On top of the differenti­al casing the suspension’s transverse leaf spring needs to be disconnect­ed. After releasing the handbrake cables and shock absorbers, the rear suspension drops, which reduces the spring’s tension slightly. Then the clamp plate on top of the diff must be carefully removed to finally free the spring, which you do by while working through a hatch in the floor of the GT6’S load bay.

Smoothly does it

Everything was going nicely. The old final drive descended smoothly to the floor on my big trolley jack, and the new one was lifted into place, then bolted into position. Half shafts and propshaft were coupled up. Next, I clamped the suspension spring back on top of the diff casing and reconnecte­d the shocks and handbrake. Exhaust on, wheels refitted, the car was soon back on the ground. That left just the final jobs inside the car to be done.

Armed with a torque wrench, I squeezed into the back of the car to finally tighten the leaf spring clamp nuts. And… disaster struck.

As I wound the last nut up to its specified torque there was a muted ‘thunk’ sound, accompanie­d by that sickening feeling of the nut going slack, as happens when a thread strips. If only the problem had been as simple as a stripped thread: under the car, I spotted a hairline crack running from the offending stud down the side of the differenti­al casing. The casing of my new final drive had instantly become scrap.

Why this happened remains a mystery, as I’d done this job by the book. The studs were inserted finger-tight, the nuts were tightened evenly, and my newish profession­al torque wrench was set to 28 lb ft, when the workshop manual specifies 28-30 lb ft. It was either old age (the diff casing not me) fatigue or sheer bad luck, but the unit would have to be dropped out again.

One hour later, the new final drive was back on the garage floor. Looking at the cracked rear casing, it dawned on me that the situation could have been worse. All the clever work of shimming the crownwheel and pinion and setting the bearing preload happens in the front section of the case. The broken rear casing could be changed without disturbing the diff setup.

Giving in to the bling!

Online adverts didn’t reveal any cheap diffs to cannibalis­e for a replacemen­t casing, so I rapidly gave in to temptation and ordered a glamorous alloy version from ebay seller Moto-build Racing. I’d been thinking about fitting one of these racy lightweigh­t extravagan­ces when the diff was first built, but recognised it was money that I didn’t need to spend. This time, I succumbed to the power of bling, even though it’s only visible from underneath the car!

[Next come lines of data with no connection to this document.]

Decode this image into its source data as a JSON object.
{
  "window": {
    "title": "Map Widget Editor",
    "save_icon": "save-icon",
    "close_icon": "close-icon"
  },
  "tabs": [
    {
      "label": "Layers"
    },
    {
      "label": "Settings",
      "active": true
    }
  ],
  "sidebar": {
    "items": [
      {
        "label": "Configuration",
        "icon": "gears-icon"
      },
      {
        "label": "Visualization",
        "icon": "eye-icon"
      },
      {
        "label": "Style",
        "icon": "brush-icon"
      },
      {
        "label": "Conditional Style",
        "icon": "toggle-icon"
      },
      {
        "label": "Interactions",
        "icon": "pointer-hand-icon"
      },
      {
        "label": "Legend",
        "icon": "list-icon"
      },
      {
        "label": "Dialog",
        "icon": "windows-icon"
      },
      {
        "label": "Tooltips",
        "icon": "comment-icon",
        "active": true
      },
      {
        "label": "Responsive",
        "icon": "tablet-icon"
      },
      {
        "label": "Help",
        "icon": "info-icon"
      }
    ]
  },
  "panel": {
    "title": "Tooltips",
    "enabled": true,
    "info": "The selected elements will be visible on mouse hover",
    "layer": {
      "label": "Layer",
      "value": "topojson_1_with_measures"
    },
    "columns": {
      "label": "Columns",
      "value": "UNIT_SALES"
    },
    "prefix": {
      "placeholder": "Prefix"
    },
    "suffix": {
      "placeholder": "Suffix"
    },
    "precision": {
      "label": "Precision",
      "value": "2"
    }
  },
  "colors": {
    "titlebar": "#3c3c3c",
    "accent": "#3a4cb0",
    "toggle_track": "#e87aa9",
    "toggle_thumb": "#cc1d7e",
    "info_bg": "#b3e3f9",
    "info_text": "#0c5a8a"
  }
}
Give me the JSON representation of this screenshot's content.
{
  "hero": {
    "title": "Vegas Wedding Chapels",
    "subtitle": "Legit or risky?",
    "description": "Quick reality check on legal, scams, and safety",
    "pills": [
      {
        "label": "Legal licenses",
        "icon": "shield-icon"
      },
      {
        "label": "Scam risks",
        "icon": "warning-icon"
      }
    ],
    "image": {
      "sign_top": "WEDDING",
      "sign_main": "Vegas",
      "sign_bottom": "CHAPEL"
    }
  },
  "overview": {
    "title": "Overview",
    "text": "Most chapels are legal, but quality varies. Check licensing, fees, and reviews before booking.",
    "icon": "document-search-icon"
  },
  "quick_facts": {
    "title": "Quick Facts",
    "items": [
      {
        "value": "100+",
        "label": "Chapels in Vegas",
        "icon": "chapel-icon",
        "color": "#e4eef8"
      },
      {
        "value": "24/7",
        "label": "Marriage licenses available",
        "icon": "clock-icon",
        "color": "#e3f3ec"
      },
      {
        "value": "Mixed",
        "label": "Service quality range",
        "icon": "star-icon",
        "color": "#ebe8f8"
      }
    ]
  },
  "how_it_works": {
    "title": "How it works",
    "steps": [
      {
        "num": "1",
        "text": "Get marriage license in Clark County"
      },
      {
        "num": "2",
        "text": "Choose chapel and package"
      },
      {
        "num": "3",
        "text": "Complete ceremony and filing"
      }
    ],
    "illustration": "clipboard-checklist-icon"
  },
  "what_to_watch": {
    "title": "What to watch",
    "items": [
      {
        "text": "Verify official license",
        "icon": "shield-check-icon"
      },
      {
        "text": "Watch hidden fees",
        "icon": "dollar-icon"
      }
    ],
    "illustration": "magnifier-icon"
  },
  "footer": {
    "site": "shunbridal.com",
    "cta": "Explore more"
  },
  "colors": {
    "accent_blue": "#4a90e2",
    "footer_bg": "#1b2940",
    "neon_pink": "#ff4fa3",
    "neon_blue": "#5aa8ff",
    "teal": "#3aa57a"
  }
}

The new casing soon arrived, and I took it over to Paul Hughes’ workshop for him to swap over, also asking him to drill and tap two extra stud holes for the spring mounting. The alloy casing comes tapped for four studs, correct for later Spitfires and GT6S, but I wasn’t going to take chances fitting fewer than the six studs my car started out with. Back home, the final drive was refitted for what I fervently hope is the last time. When torquing down the spring clamp plate, I showed an abundance of caution. Torquing initially to 12 lb ft, I worked up to a figure of 24 lb ft in small steps. That should be tight enough for the plate, without overloadin­g the casing’s alloy threads

The final drive certainly looks like it means business; out for a test drive, the taller gearing clearly suits the GT6’S bigger engine. Job done.